My childhood growing up in New Jersey was marked by the somewhat confusing feeling of being both on the inside and outside of my social world. I was always overweight, which I clearly could not hide. I was also gay, a secret I guarded vigorously – driven by an intense fear of being forced completely to the outside and providing those who already used the word “fat” to keep me down with “fag”…the ultimate insult. My weight and my sexuality will forever remain inextricably linked in my psyche.
After college, in NYC and well over 300 lbs, I undertook a personal overhaul. I remain a “big” guy today – but one remarkably smaller who goes to the gym four times a week and eats significantly healthier. During the first two months of my renovation project, I lost over 50 lbs, and as people began to notice me as more than a spare tire farm, I began to recognize that the inevitable question of why I wasn’t dating anyone would soon come up. I couldn’t hide behind my weight in quite the same way anymore.
As I grappled with this, a close friend of mine who recently began coming out ran into an old friend of his at a gay bar. He seemed just like me…unsure of what he was doing, freaked that my friend saw him there, grappling with all sorts of issues. He was cute, but that wasn’t the point. I didn’t come on to him. I called him one night, went over to his apartment and came out to him. I relished the idea of being able to talk to someone who was not only in the same phase of coming out of the closet experience, but who was also, aside from our one common friend, completely detached from the rest of my social life. That night, I said quite a few things out loud for the first time. Saying I thought a guy was “hot” – in essence, articulating a thought I had thousands of times but until that moment would never dare say aloud – remains one of the most liberating moments of my life.
At nearly 27 years of age, 3 weeks after I garnered the strength to come out to one person, my mother asked me if I was gay. To this day, I am not sure what tipped her off. Maybe she was wondering why my weight loss did not translate into a (straight) dating life. Maybe she always wondered. Maybe she saw my iPod playlist. Whatever the reason, without warning and not quite ready, I was out to my parents, the next day to my brother and sister-in-law, and then to friends. The process proved to be so much more positive and revealing (you’d be surprised what people feel comfortable telling you once you come out to them) – that I felt borderline crazy for having suffered through so many years of laying awake…so many times I wished the “gay” away, crying silently, recognizing simultaneously that his was “no phase” and that I did not have the courage yet to say so.

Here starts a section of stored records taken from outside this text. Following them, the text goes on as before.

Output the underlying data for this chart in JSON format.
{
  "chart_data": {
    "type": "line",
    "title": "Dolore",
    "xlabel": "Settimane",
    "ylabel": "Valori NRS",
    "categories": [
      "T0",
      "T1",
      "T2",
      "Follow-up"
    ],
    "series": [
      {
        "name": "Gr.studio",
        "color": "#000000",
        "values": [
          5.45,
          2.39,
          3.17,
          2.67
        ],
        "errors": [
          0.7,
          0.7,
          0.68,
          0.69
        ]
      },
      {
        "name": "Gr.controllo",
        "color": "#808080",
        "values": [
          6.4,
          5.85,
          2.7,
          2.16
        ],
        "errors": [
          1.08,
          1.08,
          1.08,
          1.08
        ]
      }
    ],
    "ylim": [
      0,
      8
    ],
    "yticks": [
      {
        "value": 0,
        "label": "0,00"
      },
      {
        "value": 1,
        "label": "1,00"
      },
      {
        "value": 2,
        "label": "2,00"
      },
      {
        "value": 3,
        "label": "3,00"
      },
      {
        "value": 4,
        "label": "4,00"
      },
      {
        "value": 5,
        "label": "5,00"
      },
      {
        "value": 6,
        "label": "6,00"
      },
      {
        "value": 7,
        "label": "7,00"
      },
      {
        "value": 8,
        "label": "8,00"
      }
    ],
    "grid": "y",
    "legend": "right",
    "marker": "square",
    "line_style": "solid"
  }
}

With all the changes going on in my life, the pervasive same feeling from my youth – of being both on the inside and the outside – remained. My past was straight – and I wasn’t. My future was gay – but my social life wasn’t. I was nowhere and everywhere. Once the novelty of coming out was over and I, along with everyone I knew, at least appeared to be at peace with it, my life began to resemble my workouts. I was going around and around on an elliptical…sweaty and tiring and requiring a lot of energy – without actually moving forward. After the initial and dramatic weight loss, I found that it required more effort to lose less weight. After coming out, it similarly required far more effort to take even the smallest step forward toward my future.
Now, nearly five years later, I have met and forged friendships (sometimes more) with plenty of incredible guys. I still have weight to lose, but I never put back on. I am still on that elliptical…but now there’s the treadmill, core exercises, weights. Both “inside” and “outside” of the gym, I go in circles with occasional movements forward.
Slow progress can be difficult to accept after losing 50 pounds in two months, and letting go of a secret I held for over 20 years to everyone I know in the same amount of time. Living life openly, however, means each tick forward means so much more.